En Côte d’ivoire, les enfants sont exploités dans la filière du cacao

Par Malcolm Curtis, swissinfo.ch

Les Hautes études commerciales de Genève lancent un concours pour sensibiliser les futurs acteurs de l’économie au fléau de la traite et de l’exploitation des êtres humains. C’est la 3e plus importante activité criminelle dans le monde après les armes et les drogues.

Forme contemporaine d’esclavage, la traite des êtres humains comprend le travail des enfants, l’emploi forcé des hommes et des femmes. Ces pratiques illicites asservissent des millions de personnes et génèrent environ 32 milliards de dollars (29 milliards de francs suisses) de bénéfices par an, selon les Nations Unies.

Pour y faire face, un concours pour étudiants, le premier du genre lancé par une université suisse, a été lancé par End Human Trafficking Now (EHTN), une ONG basée à Genève, avec le soutien du groupe Manpower et la section Hautes études commerciales (HEC) de l’université de Genève.

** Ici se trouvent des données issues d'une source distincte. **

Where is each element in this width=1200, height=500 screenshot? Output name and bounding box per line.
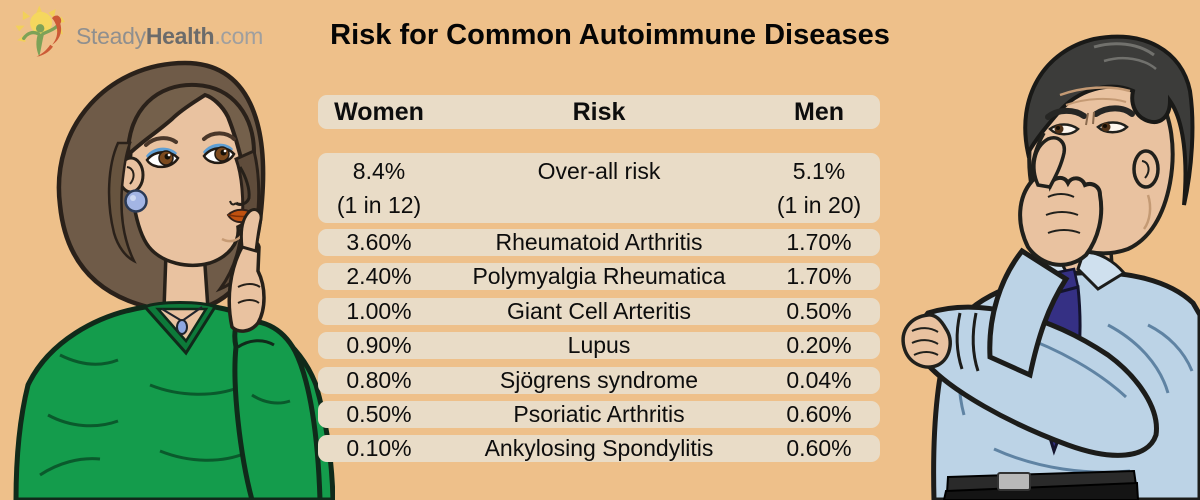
header-risk: Risk — [572, 97, 626, 126]
row-disease-label: Polymyalgia Rheumatica — [472, 263, 726, 290]
row-women-value: 0.50% — [346, 400, 412, 427]
thinking-man-illustration — [901, 34, 1200, 500]
row-women-value: 2.40% — [346, 263, 412, 290]
overall-women-pct: 8.4% — [352, 158, 406, 184]
logo-text: SteadyHealth.com — [76, 23, 263, 50]
row-women-value: 1.00% — [346, 297, 412, 324]
overall-line-values: 8.4% Over-all risk 5.1% — [318, 154, 880, 188]
row-men-value: 1.70% — [786, 263, 852, 290]
row-women-value: 0.90% — [346, 332, 412, 359]
overall-men-pct: 5.1% — [792, 158, 846, 184]
logo-dotcom: .com — [214, 22, 263, 49]
overall-ratio-spacer — [440, 188, 758, 222]
disease-row: 0.90% Lupus 0.20% — [318, 332, 880, 360]
row-men-value: 0.04% — [786, 366, 852, 393]
row-disease-label: Ankylosing Spondylitis — [484, 435, 714, 462]
risk-table: Women Risk Men 8.4% Over-all risk 5.1% (… — [318, 95, 880, 470]
steadyhealth-logo: SteadyHealth.com — [10, 2, 263, 62]
overall-women-ratio: (1 in 12) — [336, 192, 422, 218]
sun-figures-logo-icon — [15, 5, 65, 57]
overall-label: Over-all risk — [537, 158, 661, 184]
row-men-value: 0.60% — [786, 435, 852, 462]
row-disease-label: Giant Cell Arteritis — [506, 297, 692, 324]
row-men-value: 0.50% — [786, 297, 852, 324]
row-disease-label: Lupus — [567, 332, 631, 359]
thinking-woman-illustration — [13, 60, 335, 500]
table-header-row: Women Risk Men — [318, 95, 880, 129]
disease-row: 2.40% Polymyalgia Rheumatica 1.70% — [318, 263, 880, 291]
page-title: Risk for Common Autoimmune Diseases — [330, 19, 890, 51]
row-disease-label: Rheumatoid Arthritis — [495, 229, 703, 255]
disease-rows: 3.60% Rheumatoid Arthritis 1.70% 2.40% P… — [318, 229, 880, 463]
row-men-value: 0.60% — [786, 400, 852, 427]
disease-row: 0.10% Ankylosing Spondylitis 0.60% — [318, 435, 880, 463]
row-women-value: 0.80% — [346, 366, 412, 393]
row-women-value: 0.10% — [346, 435, 412, 462]
row-women-value: 3.60% — [346, 229, 412, 255]
row-men-value: 0.20% — [786, 332, 852, 359]
header-women: Women — [334, 97, 424, 126]
overall-men-ratio: (1 in 20) — [776, 192, 862, 218]
logo-steady: Steady — [76, 22, 146, 49]
row-disease-label: Psoriatic Arthritis — [513, 400, 685, 427]
disease-row: 0.80% Sjögrens syndrome 0.04% — [318, 366, 880, 394]
disease-row: 1.00% Giant Cell Arteritis 0.50% — [318, 297, 880, 325]
row-disease-label: Sjögrens syndrome — [499, 366, 699, 393]
disease-row: 3.60% Rheumatoid Arthritis 1.70% — [318, 229, 880, 256]
row-men-value: 1.70% — [786, 229, 852, 255]
logo-health: Health — [145, 22, 215, 49]
disease-row: 0.50% Psoriatic Arthritis 0.60% — [318, 400, 880, 428]
header-men: Men — [794, 97, 844, 126]
overall-risk-row: 8.4% Over-all risk 5.1% (1 in 12) (1 in … — [318, 153, 880, 223]
overall-line-ratios: (1 in 12) (1 in 20) — [318, 188, 880, 222]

Fondée en 2006, EHTN travaille avec les entreprises pour mener une campagne de sensibilisation sur la traite, ses victimes et ses causes. La campagne met également en lumière les risques associés à la réputation des entreprises qui externalisent une partie de leurs activités, sans prêter suffisamment attention aux conditions de travail.

«Il y a plus d’esclaves aujourd’hui qu’à aucun autre moment dans l’histoire, pointe l’avocat américain Charles Adams, membre du Conseil EHTN. Le monde de l’entreprise a la responsabilité de lutter contre ce fléau, en prenant en compte l’ensemble de la chaine de production, y compris les sous-traitants.»

Problèmes suisses

Le travail des enfants et son lot d’ateliers de misère (sweatshop) persistent dans des pays comme l’Inde et la Chine, où les entreprises occidentales, y compris en Suisse, sous-traitent leur production, selon Rasha Hammad, porte-parole de EHTN.

«C’est un gros problème qui commence à être débattu publiquement», ajoute Rasha Hammad. En Suisse, la traite des êtres humains est le plus souvent associée à l’industrie du sexe et aux employés domestiques, y compris dans les missions diplomatiques.

Un rapport publié en juin par Washington a d’ailleurs critiqué la Suisse pour non-conformité aux normes minimales pour l’élimination de la traite des êtres humains. Le rapport dénonce en particulier l’absence de mesures contre la prostitution de jeunes de moins de 18 ans, alors que Berne a promis de la combattre.

Dans son rapport 2010, la police fédérale suisse estime entre 1500 et 3000 le nombre de victimes de la traite en Suisse. Il s’agit notamment des prostituées de Hongrie, de Roumanie, de Bulgarie, du Brésil, ainsi que les enfants Roms d’Europe de l’Est obligés de mendier et de voler dans les villes suisses.

Agissez dès maintenant

Mais ces chiffres ne correspondent qu’à la partie visible de l’iceberg qui ne comprend pas les sous-traitants des entreprises basées en Suisse. Nestlé, le géant mondial de l’agroalimentaire, a été contraint de se défendre il y a quelques années suite à la parution de rapports dévoilant l’exploitation de milliers d’enfants en Côte d’Ivoire dans le secteur du cacao destiné aux produits chocolatés.

La multinationale suisse a depuis promis d’adopter une politique de «commerce équitable» pour son approvisionnement en cacao. Conciliante, EHTN assure vouloir mettre en évidence les entreprises qui agissent progressivement contre le trafic humain, plutôt que de blâmer les entreprises qui ont mal agi dans le passé.

L’organisation fait ainsi l’éloge d’entreprises suisses comme le voyagiste Kuoni, qui a adopté des mesures pour que ses entreprises partenaires s’engagent contre l’exploitation des enfants. L’ONG cite également comme exemple l’Etat de Californie et sa loi imposant aux gros détaillants et fabricants de divulguer les mesures qu’ils prennent pour combattre la traite des êtres humains.

Changer l’avenir

Directeur de HEC Genève, Michel Léonard assure qu’aujourd’hui les études de commerces mettent davantage l’accent sur la sensibilisation à l’éthique et les préoccupations sociales.

Il y a un besoin de changer la façon dont les gestionnaires sont formés, dit-il, pointant l’introduction à la HEC Genève d’un diplôme de maîtrise en responsabilité d’entreprise. Un signe, selon Michèle Léonard, que les temps sont en train de changer.